Synadia Protect
Building bundles with the UI
This is the UI alternative to the CLI bundle workflow. The UI provides a visual bundle builder that lets you select built-in rules, configure them, and install the bundle on the gateway — all from the browser.
This guide assumes you have a running gateway connected to the UI (see UI setup).
Building a bundle
Navigate to Bundles in the sidebar. If no bundles are installed, the page shows options to build or install one:
Click Build (or Build your first bundle) to open the Bundle Builder:
Fill in the bundle metadata:
| Field | Value |
|---|---|
Name | first-bundle |
Version | 1.0.0 |
Description | this is my first bundle |
Adding rules
Click Add rule to open the rule picker. It lists all built-in rules organized by category, with tabs to filter by type (All, Connections, Messages) and a search box:
Search for "deny pa" and select Deny Payload. The rule appears in the bundle with configuration fields — a subject pattern and a regex pattern:
Fill in the rule configuration:
| Field | Value |
|---|---|
Subject | logs.> |
Pattern (regex) | (?i)password|secret|api_key |
Use the + button to add additional subject/pattern mappings. Multiple rules can be added to the same bundle using Add rule again.
Installing the bundle
Click Install. The UI creates the bundle, signs it, and installs it on the gateway. The Bundles page now shows the bundle as inactive:
Activating the bundle
Click the ... menu on the bundle to see available actions:
| Action | Description |
|---|---|
Download | download the bundle file |
Edit | create a new version based on this bundle |
Evaluate | test the bundle against scenarios |
Activate | deploy the bundle on a port |
Uninstall | remove the bundle from the gateway |
Click Activate. Select the port to activate on:
Select clients and click Activate. The bundle is now active:
Testing the bundle
With the deny payload rule active on the clients port, test it from the command line:
$ nats --context local pub logs.app "hello world"

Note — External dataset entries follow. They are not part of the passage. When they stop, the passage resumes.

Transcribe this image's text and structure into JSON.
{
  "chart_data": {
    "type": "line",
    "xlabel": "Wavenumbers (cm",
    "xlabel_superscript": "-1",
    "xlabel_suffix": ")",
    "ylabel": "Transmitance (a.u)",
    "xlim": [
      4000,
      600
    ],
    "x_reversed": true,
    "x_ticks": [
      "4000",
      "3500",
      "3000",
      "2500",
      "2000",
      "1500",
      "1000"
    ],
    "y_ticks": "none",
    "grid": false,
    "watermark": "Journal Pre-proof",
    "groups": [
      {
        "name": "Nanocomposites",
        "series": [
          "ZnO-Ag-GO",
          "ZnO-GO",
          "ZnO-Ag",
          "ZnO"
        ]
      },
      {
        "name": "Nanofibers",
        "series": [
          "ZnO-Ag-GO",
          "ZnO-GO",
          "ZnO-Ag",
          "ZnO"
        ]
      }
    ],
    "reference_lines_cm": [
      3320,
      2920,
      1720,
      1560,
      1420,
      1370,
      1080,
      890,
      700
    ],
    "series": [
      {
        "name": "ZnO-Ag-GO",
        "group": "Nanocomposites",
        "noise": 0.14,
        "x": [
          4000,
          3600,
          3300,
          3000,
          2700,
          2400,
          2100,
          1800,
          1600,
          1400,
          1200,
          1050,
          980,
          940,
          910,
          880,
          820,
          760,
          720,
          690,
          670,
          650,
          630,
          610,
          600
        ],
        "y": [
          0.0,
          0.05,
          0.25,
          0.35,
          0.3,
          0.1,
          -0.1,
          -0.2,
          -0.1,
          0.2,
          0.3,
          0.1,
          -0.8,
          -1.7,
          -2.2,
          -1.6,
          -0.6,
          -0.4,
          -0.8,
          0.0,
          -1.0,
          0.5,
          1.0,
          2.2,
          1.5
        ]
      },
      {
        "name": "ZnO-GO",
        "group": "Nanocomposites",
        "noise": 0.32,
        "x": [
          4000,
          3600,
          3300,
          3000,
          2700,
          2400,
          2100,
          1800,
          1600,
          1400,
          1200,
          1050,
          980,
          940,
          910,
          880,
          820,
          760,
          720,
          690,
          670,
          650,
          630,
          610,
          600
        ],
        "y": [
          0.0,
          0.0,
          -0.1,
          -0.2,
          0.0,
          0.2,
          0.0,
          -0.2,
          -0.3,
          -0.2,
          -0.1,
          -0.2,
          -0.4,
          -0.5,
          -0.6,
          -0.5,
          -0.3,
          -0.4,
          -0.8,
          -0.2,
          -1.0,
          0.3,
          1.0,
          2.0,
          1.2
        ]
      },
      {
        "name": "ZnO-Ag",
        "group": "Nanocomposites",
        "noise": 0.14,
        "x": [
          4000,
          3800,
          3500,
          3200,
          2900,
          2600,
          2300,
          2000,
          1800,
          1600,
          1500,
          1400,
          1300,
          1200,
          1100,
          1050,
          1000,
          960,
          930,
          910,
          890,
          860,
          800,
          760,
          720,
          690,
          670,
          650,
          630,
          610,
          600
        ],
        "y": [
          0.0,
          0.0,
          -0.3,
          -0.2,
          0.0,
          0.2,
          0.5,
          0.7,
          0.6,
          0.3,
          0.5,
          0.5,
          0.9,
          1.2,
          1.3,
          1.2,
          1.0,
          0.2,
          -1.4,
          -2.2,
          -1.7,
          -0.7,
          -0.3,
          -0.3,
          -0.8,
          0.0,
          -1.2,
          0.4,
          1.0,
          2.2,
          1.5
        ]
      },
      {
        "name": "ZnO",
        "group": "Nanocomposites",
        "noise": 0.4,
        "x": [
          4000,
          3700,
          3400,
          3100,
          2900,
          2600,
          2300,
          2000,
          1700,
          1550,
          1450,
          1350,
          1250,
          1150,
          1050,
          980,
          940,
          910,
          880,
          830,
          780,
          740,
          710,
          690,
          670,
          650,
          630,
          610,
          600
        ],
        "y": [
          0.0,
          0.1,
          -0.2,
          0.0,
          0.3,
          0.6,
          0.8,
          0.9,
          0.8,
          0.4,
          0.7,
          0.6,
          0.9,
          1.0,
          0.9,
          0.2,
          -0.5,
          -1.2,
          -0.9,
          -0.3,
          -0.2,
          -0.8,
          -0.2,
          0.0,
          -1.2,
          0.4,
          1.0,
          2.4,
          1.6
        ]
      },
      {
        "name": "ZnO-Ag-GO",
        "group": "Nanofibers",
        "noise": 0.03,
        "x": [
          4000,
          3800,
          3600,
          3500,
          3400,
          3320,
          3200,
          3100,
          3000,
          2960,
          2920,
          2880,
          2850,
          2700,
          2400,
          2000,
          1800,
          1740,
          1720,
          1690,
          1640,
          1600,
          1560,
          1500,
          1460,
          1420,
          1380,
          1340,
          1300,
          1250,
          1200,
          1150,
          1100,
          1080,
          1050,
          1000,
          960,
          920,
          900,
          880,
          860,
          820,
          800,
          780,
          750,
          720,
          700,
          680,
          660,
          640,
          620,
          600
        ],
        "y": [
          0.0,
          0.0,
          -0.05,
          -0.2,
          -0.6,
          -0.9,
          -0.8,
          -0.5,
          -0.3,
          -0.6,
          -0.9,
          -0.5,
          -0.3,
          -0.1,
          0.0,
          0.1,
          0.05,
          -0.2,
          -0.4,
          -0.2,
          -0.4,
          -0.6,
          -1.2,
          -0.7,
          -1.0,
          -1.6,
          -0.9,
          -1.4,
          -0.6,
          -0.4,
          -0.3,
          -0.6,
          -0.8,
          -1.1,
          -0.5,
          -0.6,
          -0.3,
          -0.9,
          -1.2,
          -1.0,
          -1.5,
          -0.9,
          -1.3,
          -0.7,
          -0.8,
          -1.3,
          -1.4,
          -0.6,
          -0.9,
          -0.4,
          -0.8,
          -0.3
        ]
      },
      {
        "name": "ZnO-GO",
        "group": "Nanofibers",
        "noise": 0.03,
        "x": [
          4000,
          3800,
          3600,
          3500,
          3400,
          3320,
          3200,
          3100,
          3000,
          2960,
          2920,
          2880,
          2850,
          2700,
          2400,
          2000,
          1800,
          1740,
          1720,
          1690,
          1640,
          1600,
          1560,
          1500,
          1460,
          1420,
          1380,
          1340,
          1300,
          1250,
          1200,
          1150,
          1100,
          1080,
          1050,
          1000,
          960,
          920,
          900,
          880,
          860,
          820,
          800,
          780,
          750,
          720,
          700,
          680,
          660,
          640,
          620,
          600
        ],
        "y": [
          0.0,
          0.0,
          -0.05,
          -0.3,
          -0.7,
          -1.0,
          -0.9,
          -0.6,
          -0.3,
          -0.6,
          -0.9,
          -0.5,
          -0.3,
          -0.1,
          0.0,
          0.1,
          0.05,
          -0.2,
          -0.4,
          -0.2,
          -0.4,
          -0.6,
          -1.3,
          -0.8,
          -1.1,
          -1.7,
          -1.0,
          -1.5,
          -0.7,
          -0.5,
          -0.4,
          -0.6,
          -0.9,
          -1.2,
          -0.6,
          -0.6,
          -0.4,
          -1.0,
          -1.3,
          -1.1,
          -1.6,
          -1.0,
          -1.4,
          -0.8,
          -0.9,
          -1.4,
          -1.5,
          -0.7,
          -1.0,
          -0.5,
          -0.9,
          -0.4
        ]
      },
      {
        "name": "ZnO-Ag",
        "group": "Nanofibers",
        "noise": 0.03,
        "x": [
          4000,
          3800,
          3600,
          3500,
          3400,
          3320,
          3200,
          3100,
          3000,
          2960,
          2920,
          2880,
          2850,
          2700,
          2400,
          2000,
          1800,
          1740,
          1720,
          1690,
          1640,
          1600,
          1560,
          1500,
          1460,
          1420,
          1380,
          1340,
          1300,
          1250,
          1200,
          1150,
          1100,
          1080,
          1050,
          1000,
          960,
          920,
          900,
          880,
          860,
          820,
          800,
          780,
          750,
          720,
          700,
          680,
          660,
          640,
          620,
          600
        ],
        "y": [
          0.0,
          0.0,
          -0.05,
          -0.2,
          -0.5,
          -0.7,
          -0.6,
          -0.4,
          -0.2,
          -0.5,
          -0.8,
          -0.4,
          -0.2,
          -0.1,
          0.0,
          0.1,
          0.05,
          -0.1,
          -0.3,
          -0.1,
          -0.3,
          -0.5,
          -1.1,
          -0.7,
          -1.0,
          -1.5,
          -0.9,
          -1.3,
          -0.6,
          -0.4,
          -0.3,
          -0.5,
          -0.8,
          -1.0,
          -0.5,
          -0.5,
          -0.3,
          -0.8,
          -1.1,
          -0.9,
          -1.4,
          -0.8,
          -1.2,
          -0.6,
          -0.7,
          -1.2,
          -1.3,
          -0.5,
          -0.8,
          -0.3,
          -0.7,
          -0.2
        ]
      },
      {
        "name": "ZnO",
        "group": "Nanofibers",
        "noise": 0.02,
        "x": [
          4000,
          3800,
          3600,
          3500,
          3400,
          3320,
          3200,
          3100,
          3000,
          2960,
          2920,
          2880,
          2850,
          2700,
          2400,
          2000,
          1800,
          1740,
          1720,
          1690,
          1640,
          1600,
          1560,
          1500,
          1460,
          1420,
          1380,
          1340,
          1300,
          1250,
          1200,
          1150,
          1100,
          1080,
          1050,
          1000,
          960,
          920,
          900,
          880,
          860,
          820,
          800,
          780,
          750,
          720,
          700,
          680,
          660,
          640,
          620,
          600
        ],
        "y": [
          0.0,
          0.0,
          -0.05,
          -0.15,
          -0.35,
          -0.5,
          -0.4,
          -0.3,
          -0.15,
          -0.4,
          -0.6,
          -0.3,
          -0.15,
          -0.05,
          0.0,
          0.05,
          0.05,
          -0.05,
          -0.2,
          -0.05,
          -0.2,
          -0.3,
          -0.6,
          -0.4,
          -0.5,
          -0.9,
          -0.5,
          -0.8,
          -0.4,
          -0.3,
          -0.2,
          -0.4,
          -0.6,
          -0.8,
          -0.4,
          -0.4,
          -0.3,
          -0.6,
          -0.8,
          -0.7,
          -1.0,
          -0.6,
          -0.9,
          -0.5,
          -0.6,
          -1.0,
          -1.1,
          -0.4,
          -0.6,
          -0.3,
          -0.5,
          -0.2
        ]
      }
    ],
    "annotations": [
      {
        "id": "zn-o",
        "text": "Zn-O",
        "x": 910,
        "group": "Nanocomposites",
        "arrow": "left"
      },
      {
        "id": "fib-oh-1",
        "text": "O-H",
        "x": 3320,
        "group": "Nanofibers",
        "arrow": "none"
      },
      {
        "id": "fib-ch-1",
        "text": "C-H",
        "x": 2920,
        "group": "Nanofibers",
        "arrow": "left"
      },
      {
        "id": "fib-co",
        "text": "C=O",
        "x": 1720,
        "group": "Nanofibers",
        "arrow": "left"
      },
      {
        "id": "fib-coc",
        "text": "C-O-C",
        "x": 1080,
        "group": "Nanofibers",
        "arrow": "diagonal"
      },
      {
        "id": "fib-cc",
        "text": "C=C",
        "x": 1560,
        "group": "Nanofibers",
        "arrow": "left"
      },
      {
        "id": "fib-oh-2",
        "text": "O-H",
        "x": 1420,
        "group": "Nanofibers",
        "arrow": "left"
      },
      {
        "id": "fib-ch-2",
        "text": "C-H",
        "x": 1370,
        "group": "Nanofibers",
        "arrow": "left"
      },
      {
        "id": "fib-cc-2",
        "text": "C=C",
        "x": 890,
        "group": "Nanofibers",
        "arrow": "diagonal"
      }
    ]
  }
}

11:07:13 Published 11 bytes to "logs.app"
Non-sensitive payload on logs.> — allowed.
$ nats --context local pub logs.app "user password is leaked"
11:07:56 Published 23 bytes to "logs.app"
11:07:56 >>> Disconnected due to: EOF, will attempt reconnect
Payload matches password on logs.> — denied, client disconnected.
$ nats --context local pub orders.new "my secret order"
11:08:07 Published 15 bytes to "orders.new"
Subject orders.new doesn't match logs.> — the rule doesn't apply, message allowed.
$ nats --context local pub logs.audit "contains api_key=abc123"
11:08:21 Published 23 bytes to "logs.audit"
11:08:21 >>> Disconnected due to: EOF, will attempt reconnect
Payload matches api_key on logs.audit (matches logs.>) — denied, client disconnected.